Another interesting idea employing vision to solve rep counting is the Optical flow approach.
Major Steps Involved
- Find color-coded representations of video frames in a repetitive activity using a dense optical flow algorithm. Here, the catch basically lies in the idea that different states of a repetitive movement will have different color codings.
For details about the optical flow algorithm, please refer to the opencv doc here (along with the implementation).
2. Dataset Creation: Next step is to generate a dataset of color-coded images and videos and label them with different states of the movement (say up or down).
3. Model Training: Next step involves training a vanilla CNN model to perform a multiclass classification of the frames. At test time, color-coded frames from optical flow are then fed to the model, which predicts one of the movement states and also captures the class label. This is basically a color-matching problem but via a model, as the model is more robust.

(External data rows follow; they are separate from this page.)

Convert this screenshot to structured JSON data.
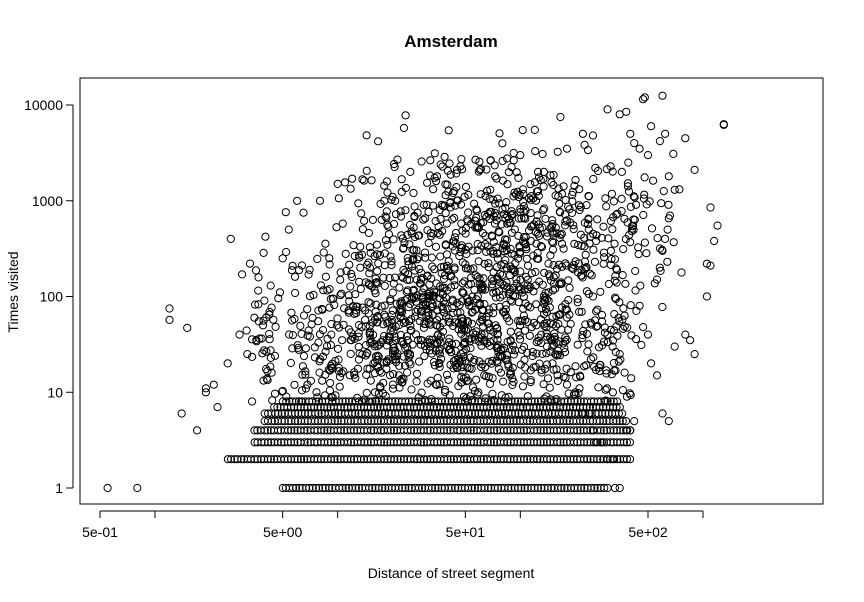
{
  "chart_data": {
    "type": "scatter",
    "title": "Amsterdam",
    "xlabel": "Distance of street segment",
    "ylabel": "Times visited",
    "x_scale": "log",
    "y_scale": "log",
    "xlim": [
      0.4,
      1500
    ],
    "ylim": [
      0.7,
      15000
    ],
    "x_ticks": [
      {
        "value": 0.5,
        "label": "5e-01"
      },
      {
        "value": 1,
        "label": ""
      },
      {
        "value": 5,
        "label": "5e+00"
      },
      {
        "value": 10,
        "label": ""
      },
      {
        "value": 50,
        "label": "5e+01"
      },
      {
        "value": 100,
        "label": ""
      },
      {
        "value": 500,
        "label": "5e+02"
      },
      {
        "value": 1000,
        "label": ""
      }
    ],
    "y_ticks": [
      {
        "value": 1,
        "label": "1"
      },
      {
        "value": 10,
        "label": "10"
      },
      {
        "value": 100,
        "label": "100"
      },
      {
        "value": 1000,
        "label": "1000"
      },
      {
        "value": 10000,
        "label": "10000"
      }
    ],
    "grid": false,
    "legend": "none",
    "point_shape": "open-circle",
    "point_color": "#000000",
    "density_bands": [
      {
        "y": 1,
        "x_range": [
          5,
          300
        ]
      },
      {
        "y": 2,
        "x_range": [
          2.5,
          400
        ]
      },
      {
        "y": 3,
        "x_range": [
          3.5,
          400
        ]
      },
      {
        "y": 4,
        "x_range": [
          3.5,
          400
        ]
      },
      {
        "y": 5,
        "x_range": [
          4,
          380
        ]
      },
      {
        "y": 6,
        "x_range": [
          4,
          360
        ]
      },
      {
        "y": 7,
        "x_range": [
          4.5,
          350
        ]
      },
      {
        "y": 8,
        "x_range": [
          5,
          340
        ]
      }
    ],
    "density_clouds": [
      {
        "x_range": [
          5,
          300
        ],
        "y_range": [
          8,
          200
        ]
      },
      {
        "x_range": [
          15,
          500
        ],
        "y_range": [
          100,
          2500
        ]
      }
    ],
    "points": [
      [
        0.55,
        1
      ],
      [
        0.8,
        1
      ],
      [
        1.2,
        75
      ],
      [
        1.2,
        57
      ],
      [
        1.5,
        47
      ],
      [
        1.7,
        4
      ],
      [
        1.9,
        11
      ],
      [
        1.9,
        10
      ],
      [
        1.4,
        6
      ],
      [
        2.1,
        12
      ],
      [
        2.2,
        7
      ],
      [
        2.5,
        20
      ],
      [
        2.6,
        400
      ],
      [
        3.0,
        170
      ],
      [
        2.9,
        40
      ],
      [
        3.2,
        25
      ],
      [
        3.5,
        60
      ],
      [
        3.7,
        55
      ],
      [
        3.9,
        50
      ],
      [
        4.3,
        130
      ],
      [
        5.0,
        250
      ],
      [
        5.2,
        760
      ],
      [
        5.4,
        500
      ],
      [
        6.0,
        1000
      ],
      [
        6.5,
        750
      ],
      [
        8.0,
        1000
      ],
      [
        10,
        1500
      ],
      [
        12,
        1700
      ],
      [
        18,
        1000
      ],
      [
        20,
        1100
      ],
      [
        25,
        2000
      ],
      [
        35,
        1800
      ],
      [
        45,
        2100
      ],
      [
        60,
        2100
      ],
      [
        80,
        2600
      ],
      [
        100,
        3000
      ],
      [
        120,
        5500
      ],
      [
        180,
        3500
      ],
      [
        220,
        5000
      ],
      [
        250,
        4800
      ],
      [
        300,
        9000
      ],
      [
        350,
        8000
      ],
      [
        380,
        8500
      ],
      [
        400,
        5000
      ],
      [
        470,
        11500
      ],
      [
        480,
        12000
      ],
      [
        600,
        12500
      ],
      [
        520,
        6000
      ],
      [
        620,
        5000
      ],
      [
        800,
        4500
      ],
      [
        900,
        2100
      ],
      [
        1300,
        6200
      ],
      [
        1300,
        6300
      ],
      [
        1100,
        850
      ],
      [
        1200,
        550
      ],
      [
        1050,
        220
      ],
      [
        1100,
        210
      ],
      [
        1150,
        380
      ],
      [
        1050,
        100
      ],
      [
        900,
        25
      ],
      [
        850,
        35
      ],
      [
        800,
        40
      ],
      [
        700,
        30
      ],
      [
        600,
        6
      ],
      [
        650,
        5
      ],
      [
        560,
        15
      ],
      [
        520,
        20
      ],
      [
        500,
        40
      ],
      [
        450,
        80
      ],
      [
        420,
        5
      ],
      [
        400,
        4
      ],
      [
        380,
        4
      ],
      [
        350,
        1
      ],
      [
        330,
        1
      ],
      [
        320,
        2
      ],
      [
        300,
        2
      ],
      [
        280,
        3
      ],
      [
        260,
        3
      ],
      [
        250,
        4
      ],
      [
        240,
        6
      ],
      [
        220,
        6
      ],
      [
        200,
        10
      ],
      [
        180,
        12
      ],
      [
        160,
        15
      ],
      [
        150,
        20
      ],
      [
        140,
        30
      ],
      [
        130,
        40
      ],
      [
        350,
        25
      ],
      [
        320,
        30
      ],
      [
        300,
        40
      ],
      [
        280,
        55
      ],
      [
        260,
        70
      ],
      [
        250,
        100
      ],
      [
        600,
        300
      ],
      [
        620,
        400
      ],
      [
        640,
        500
      ],
      [
        660,
        700
      ],
      [
        580,
        200
      ],
      [
        560,
        150
      ],
      [
        700,
        1300
      ],
      [
        650,
        1800
      ],
      [
        500,
        3000
      ],
      [
        450,
        3500
      ],
      [
        420,
        4000
      ],
      [
        390,
        2500
      ],
      [
        360,
        2000
      ]
    ]
  }
}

The approach is accurate and easily deployable in production. However, the cons easily outweigh the pros of the approach:
- Rep counting is exclusive and class-dependent.
- Scaling issues: one needs to annotate the dataset and train a model each time a new exercise gets added to the corpus.
- Orientation Sensitive: Same movements in different orientations will have different color encodings resulting in a wrong model prediction. This is one of the major limitations of the approach.
- Noise Sensitive: Any slight noise in the background would change these color encodings and hence the model’s prediction.